A recent survey of 2,000 residents found more than 80 percent favor a new WSU medical school; 73 percent even if state expenses increase.

Initially, the bill will be small. WSU wants $2.5 million to start the accreditation process for its program. UW will seek $8 million to expand the Spokane WWAMI, which provides medical education to students from Wyoming, Alaska, Montana and Idaho in addition to Washington.

The Legislature also must set aside a law that reserves for UW the right to train doctors in the state.

Both universities have made substantial investments in Spokane.

WSU has assembled the physical assets – the Health Sciences Building, the Nursing Building and the Pharmaceutical and Biomedical Sciences Building – that have become the hub of health science teaching in Eastern Washington.
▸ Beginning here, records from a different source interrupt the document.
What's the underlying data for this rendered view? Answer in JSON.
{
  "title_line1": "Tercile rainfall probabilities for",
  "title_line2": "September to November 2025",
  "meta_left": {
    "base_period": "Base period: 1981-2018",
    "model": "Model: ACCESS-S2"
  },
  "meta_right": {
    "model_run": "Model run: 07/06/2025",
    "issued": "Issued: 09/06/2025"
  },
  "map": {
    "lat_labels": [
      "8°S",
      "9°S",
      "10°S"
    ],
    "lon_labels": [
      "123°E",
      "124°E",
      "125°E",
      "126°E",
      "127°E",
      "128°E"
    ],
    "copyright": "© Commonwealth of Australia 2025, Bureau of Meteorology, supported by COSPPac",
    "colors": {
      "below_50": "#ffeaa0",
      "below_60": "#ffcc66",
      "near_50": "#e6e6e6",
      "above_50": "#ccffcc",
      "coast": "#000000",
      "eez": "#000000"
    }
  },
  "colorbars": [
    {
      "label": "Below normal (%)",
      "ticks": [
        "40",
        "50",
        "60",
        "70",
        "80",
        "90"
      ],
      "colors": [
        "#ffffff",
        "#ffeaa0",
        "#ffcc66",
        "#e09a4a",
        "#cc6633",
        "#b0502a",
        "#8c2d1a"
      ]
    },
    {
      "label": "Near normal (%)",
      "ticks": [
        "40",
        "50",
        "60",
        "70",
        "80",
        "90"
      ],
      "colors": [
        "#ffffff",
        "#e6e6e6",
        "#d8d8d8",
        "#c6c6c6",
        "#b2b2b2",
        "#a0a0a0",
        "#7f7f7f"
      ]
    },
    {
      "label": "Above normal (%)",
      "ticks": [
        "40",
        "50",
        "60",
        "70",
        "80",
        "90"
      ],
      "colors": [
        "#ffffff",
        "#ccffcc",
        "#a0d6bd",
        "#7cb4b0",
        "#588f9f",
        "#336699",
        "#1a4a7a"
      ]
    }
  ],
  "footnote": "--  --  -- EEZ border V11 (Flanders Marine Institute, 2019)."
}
Students have been able to work in a unique collaborative that is a model for the future delivery of medical care.

UW has brought the prestigious credentials of a medical school ranked among the best in the world, and the best in the United States in preparing primary care doctors – the front line among physicians. WWAMI gives students from the region access to the best in medical education with the hope/expectation they will return home to serve the communities that might otherwise not have a doctor.

But the demand for primary care doctors far exceeds the capacity of WWAMI, which graduates only 120 students annually. UW expected to enroll 20 students per year in Spokane, but has fallen short of that goal. With more support from legislators, WWAMI would enroll 120 in Spokane each year, and WSU another 120 as it ramps up for a projected 2017 opening.

There are more than enough university graduates to fill those slots. The greater constraint will be the residencies that give students hands-on experience with patients. Accreditation for WSU would provide more Medicare funding for residencies.

After prolonged sniping over who would control doctor education in Spokane, a memorandum of understanding signed in October by WSU President Elson Floyd and UW President Michael Young resolved many issues, but some details have not been worked out.

The universities must complete that work if they want the attention of legislators with more pressing demands for their attention, and funding. Gov. Jay Inslee’s budget provided no money for more doctor training in Spokane

WSU should be able to carve $2.5 million for accreditation out of its own budget, but it would be disappointing if lawmakers won’t support that initial request. Washingtonians who do not live in King County, home of almost one-half the state’s doctors, will suffer if the imbalance in access to quality medical care is not addressed.

A WSU medical school is part of the cure.